White settlers had long coveted the Creek lands, especially the slave masters of the Deep South, who wanted to expand their brutal plantation system. Jackson was determined to accommodate them. When the final terms were presented, the White Stick leaders who had fought with Jackson were stunned. He demanded - and got - some 23 million acres, well over half the Creek nation's territory, and made no distinction between those who had fought with or against him in seizing the land. Only one Red Stick leader was present to sign, many of the Red Sticks having fled to Florida where they eventually joined the Seminoles; the rest of the signers were White Sticks.
In the end, the war had accomplished nothing except to decimate and impoverish the Creek nation. Thousands of their warriors had died, battling each other and the Whites. Their major towns and villages were burned, their fields of crops razed, and more than half their lands lost. The disaster was a prelude to the further disasters that would befall the Native nations of the Southeast. Not surprisingly, Andrew Jackson was the driving force behind much of the misfortune, culminating in the Trail of Tears as most of the Cherokee were expelled from their homeland and driven West in the 1830s. Jackson never had a native ally that he did not betray later. At one time or another, members of the Creek, Cherokee, Choctaw and Chickasaw had all fought with him, and Jackson's ultimate response was to drive them all West of the Mississippi, disinheriting and dispossessing them. Of the Five Civilized Nations, only the Seminole would largely remain in their original lands, continuing to resist White encroachment.
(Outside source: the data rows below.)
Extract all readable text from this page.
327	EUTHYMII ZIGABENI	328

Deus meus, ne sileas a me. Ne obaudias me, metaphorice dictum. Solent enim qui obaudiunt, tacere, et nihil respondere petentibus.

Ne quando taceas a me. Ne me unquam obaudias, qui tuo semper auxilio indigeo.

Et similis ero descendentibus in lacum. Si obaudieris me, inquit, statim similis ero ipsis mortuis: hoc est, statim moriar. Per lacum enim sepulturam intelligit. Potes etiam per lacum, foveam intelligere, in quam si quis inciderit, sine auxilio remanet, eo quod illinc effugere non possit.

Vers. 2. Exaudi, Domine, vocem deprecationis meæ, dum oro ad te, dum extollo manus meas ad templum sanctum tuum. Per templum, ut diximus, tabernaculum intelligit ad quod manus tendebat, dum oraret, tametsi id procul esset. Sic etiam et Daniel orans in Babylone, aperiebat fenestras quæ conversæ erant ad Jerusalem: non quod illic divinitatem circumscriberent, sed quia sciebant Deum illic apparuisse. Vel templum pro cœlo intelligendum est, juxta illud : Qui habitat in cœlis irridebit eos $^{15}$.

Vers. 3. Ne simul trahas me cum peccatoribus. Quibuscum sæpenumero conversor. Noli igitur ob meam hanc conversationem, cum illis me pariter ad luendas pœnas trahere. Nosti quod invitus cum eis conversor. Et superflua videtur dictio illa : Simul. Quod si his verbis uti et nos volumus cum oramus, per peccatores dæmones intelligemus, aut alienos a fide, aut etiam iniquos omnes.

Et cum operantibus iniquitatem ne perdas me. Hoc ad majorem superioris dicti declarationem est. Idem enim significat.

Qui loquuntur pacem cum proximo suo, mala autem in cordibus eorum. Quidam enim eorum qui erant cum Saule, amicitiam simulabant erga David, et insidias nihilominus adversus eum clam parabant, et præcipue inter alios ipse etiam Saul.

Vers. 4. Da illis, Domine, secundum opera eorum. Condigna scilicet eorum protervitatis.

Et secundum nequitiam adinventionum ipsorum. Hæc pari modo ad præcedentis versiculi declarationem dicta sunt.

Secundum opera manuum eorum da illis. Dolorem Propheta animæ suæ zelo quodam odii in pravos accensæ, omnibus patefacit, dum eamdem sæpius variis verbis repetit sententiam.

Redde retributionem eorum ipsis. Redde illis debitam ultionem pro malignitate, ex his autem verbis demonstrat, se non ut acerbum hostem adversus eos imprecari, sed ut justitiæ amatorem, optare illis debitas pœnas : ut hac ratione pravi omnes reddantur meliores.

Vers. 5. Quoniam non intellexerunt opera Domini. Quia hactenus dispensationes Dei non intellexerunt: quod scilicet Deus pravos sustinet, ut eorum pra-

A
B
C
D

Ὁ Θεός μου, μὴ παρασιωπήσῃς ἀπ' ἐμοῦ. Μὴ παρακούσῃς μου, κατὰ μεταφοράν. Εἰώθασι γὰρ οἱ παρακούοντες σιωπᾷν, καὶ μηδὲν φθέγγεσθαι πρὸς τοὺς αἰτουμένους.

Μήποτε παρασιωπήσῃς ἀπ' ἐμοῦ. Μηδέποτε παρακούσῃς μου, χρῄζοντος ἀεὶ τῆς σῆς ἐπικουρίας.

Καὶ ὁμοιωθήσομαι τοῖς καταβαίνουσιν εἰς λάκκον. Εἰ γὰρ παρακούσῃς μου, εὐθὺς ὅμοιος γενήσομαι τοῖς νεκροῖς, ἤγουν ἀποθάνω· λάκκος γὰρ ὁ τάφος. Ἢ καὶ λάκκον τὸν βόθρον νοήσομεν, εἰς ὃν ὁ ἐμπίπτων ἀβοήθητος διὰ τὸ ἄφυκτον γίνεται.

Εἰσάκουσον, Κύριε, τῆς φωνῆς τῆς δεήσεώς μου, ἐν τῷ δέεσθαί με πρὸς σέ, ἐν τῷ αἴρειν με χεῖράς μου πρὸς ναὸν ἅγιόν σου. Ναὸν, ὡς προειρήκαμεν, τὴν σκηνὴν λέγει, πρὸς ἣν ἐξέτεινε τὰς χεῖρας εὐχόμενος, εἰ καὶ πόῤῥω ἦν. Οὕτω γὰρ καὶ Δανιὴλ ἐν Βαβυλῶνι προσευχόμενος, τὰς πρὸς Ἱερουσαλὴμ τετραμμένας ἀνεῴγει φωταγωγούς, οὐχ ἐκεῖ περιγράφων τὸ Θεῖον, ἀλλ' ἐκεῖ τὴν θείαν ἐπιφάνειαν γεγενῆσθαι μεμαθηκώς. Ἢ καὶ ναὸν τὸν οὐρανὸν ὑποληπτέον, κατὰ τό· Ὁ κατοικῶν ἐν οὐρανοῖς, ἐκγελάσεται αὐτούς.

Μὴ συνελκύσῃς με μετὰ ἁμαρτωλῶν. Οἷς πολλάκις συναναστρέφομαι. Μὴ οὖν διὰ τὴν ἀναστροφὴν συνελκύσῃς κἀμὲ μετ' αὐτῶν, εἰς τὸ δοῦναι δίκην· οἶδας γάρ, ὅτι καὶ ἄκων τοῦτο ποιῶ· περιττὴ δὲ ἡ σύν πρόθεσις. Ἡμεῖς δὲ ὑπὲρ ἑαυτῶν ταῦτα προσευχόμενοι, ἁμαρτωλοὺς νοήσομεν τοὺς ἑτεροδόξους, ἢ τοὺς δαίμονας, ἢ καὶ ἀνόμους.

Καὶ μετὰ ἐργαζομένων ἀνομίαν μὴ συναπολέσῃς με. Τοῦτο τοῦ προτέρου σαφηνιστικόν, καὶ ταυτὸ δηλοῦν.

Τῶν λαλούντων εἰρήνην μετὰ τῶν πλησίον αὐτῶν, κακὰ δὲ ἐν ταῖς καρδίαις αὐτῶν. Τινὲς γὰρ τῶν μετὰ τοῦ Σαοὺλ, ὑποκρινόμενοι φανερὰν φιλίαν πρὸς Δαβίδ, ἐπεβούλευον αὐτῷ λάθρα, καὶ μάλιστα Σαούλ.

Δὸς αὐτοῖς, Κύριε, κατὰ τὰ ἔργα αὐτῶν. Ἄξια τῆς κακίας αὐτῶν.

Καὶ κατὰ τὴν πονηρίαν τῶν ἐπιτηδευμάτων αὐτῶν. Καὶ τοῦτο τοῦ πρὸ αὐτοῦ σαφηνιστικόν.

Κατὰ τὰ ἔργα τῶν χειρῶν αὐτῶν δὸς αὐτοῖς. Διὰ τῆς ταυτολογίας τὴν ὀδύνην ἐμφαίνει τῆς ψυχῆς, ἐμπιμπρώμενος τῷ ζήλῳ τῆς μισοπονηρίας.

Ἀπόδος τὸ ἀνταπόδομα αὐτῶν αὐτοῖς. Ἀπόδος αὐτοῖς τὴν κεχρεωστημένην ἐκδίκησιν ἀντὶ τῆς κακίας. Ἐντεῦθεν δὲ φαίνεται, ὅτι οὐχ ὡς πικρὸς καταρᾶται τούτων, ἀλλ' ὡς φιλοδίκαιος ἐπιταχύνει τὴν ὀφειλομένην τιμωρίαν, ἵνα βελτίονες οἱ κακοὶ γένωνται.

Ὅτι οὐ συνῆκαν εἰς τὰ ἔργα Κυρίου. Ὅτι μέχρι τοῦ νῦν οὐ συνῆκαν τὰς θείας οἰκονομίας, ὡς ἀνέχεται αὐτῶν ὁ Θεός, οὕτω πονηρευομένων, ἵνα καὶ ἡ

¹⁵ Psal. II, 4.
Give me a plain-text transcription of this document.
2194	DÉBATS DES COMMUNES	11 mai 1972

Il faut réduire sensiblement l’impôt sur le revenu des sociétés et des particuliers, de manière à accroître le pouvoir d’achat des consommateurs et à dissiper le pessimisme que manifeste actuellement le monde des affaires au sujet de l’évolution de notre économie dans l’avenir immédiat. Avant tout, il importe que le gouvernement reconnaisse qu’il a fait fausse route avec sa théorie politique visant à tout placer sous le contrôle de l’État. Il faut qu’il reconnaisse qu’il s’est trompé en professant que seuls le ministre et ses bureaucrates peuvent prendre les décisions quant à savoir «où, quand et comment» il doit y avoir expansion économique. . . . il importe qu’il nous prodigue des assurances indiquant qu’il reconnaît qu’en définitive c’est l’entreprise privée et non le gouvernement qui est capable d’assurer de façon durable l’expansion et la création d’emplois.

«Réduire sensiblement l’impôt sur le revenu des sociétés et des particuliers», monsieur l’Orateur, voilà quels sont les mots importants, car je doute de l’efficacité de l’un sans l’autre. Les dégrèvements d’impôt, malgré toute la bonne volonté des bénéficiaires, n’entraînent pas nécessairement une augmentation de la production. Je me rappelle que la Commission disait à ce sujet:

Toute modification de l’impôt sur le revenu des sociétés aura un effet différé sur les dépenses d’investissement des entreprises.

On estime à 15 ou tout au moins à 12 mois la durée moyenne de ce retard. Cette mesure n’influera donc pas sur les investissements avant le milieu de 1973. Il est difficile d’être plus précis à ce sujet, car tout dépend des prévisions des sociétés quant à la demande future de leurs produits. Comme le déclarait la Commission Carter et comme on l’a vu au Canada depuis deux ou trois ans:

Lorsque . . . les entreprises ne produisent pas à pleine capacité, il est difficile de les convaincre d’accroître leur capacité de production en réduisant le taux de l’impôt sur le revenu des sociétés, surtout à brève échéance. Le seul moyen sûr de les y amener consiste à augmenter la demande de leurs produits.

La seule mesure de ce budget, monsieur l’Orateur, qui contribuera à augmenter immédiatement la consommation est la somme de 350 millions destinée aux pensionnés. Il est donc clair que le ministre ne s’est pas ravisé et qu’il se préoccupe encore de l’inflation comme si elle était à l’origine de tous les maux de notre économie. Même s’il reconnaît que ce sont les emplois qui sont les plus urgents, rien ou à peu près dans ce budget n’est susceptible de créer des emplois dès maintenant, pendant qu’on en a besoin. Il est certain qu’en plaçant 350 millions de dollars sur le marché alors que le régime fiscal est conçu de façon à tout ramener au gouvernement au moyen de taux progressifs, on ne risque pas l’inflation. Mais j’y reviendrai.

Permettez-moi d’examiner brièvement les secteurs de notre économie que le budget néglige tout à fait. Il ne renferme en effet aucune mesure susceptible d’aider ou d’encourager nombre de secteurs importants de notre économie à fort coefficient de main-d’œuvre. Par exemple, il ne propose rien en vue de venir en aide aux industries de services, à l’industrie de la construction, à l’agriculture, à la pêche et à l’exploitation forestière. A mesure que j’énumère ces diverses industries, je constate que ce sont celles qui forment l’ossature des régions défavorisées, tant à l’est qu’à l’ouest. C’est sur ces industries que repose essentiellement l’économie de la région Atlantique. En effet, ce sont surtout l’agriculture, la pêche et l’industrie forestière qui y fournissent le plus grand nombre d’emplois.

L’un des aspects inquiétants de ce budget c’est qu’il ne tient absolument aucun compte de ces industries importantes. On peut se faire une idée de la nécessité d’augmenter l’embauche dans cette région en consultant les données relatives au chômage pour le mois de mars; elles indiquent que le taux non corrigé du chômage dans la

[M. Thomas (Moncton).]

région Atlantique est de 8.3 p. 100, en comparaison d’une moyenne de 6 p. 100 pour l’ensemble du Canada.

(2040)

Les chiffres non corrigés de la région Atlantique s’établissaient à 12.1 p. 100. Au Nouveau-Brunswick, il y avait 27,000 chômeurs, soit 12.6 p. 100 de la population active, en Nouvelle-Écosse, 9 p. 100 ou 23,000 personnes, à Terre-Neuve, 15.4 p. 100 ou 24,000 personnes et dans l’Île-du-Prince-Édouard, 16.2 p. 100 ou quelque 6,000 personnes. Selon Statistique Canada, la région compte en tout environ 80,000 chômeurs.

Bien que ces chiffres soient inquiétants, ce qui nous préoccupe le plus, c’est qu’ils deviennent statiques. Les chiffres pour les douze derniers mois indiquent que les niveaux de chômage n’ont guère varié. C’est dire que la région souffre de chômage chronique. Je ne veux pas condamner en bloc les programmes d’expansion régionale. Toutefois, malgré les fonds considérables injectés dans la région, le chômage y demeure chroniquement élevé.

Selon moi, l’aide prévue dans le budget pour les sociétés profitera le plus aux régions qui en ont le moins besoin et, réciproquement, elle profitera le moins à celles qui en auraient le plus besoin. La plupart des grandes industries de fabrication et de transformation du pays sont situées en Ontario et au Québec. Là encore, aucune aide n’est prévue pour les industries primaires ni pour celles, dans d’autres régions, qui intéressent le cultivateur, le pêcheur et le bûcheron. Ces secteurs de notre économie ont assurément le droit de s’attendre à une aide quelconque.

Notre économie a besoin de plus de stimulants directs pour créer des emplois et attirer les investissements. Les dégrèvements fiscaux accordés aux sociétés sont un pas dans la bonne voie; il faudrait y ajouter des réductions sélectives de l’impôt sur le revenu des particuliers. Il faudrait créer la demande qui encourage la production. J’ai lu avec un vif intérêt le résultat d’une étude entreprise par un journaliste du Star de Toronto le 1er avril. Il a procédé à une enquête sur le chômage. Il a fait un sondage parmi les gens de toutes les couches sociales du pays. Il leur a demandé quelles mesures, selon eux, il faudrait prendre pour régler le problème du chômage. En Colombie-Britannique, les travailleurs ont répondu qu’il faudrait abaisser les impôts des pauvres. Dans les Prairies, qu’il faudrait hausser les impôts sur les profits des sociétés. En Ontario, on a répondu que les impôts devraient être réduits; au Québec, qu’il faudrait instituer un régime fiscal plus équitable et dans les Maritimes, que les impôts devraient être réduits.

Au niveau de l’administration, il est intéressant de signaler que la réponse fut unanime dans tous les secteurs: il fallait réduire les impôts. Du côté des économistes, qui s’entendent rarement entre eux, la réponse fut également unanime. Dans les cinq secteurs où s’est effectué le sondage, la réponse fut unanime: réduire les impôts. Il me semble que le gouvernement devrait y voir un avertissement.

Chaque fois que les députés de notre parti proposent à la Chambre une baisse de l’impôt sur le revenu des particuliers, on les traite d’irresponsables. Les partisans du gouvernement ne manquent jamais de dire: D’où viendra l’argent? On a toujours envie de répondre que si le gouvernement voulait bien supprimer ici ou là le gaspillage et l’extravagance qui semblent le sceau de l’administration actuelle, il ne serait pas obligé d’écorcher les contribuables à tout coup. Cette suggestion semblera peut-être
Ironically, Tecumseh - who had sought the unity of the Native peoples to resist the loss of their lands - had succeeded only in splitting the Creeks and helping to foment civil war. Tecumseh himself had died in 1813 in Canada, battling the invading army of William Henry Harrison. As for Harrison and Jackson, both wound up national heroes for their accomplishments in the war and both served as President (although Harrison died early in his term). Most of the Creek today live in Oklahoma, although - like the Cherokee - some still live in their former lands in the East.
Further reading: It's easy to find many detailed sources on all of these events - books on the Creek War, the War of 1812, and Jackson all cover the history in varying degrees of detail.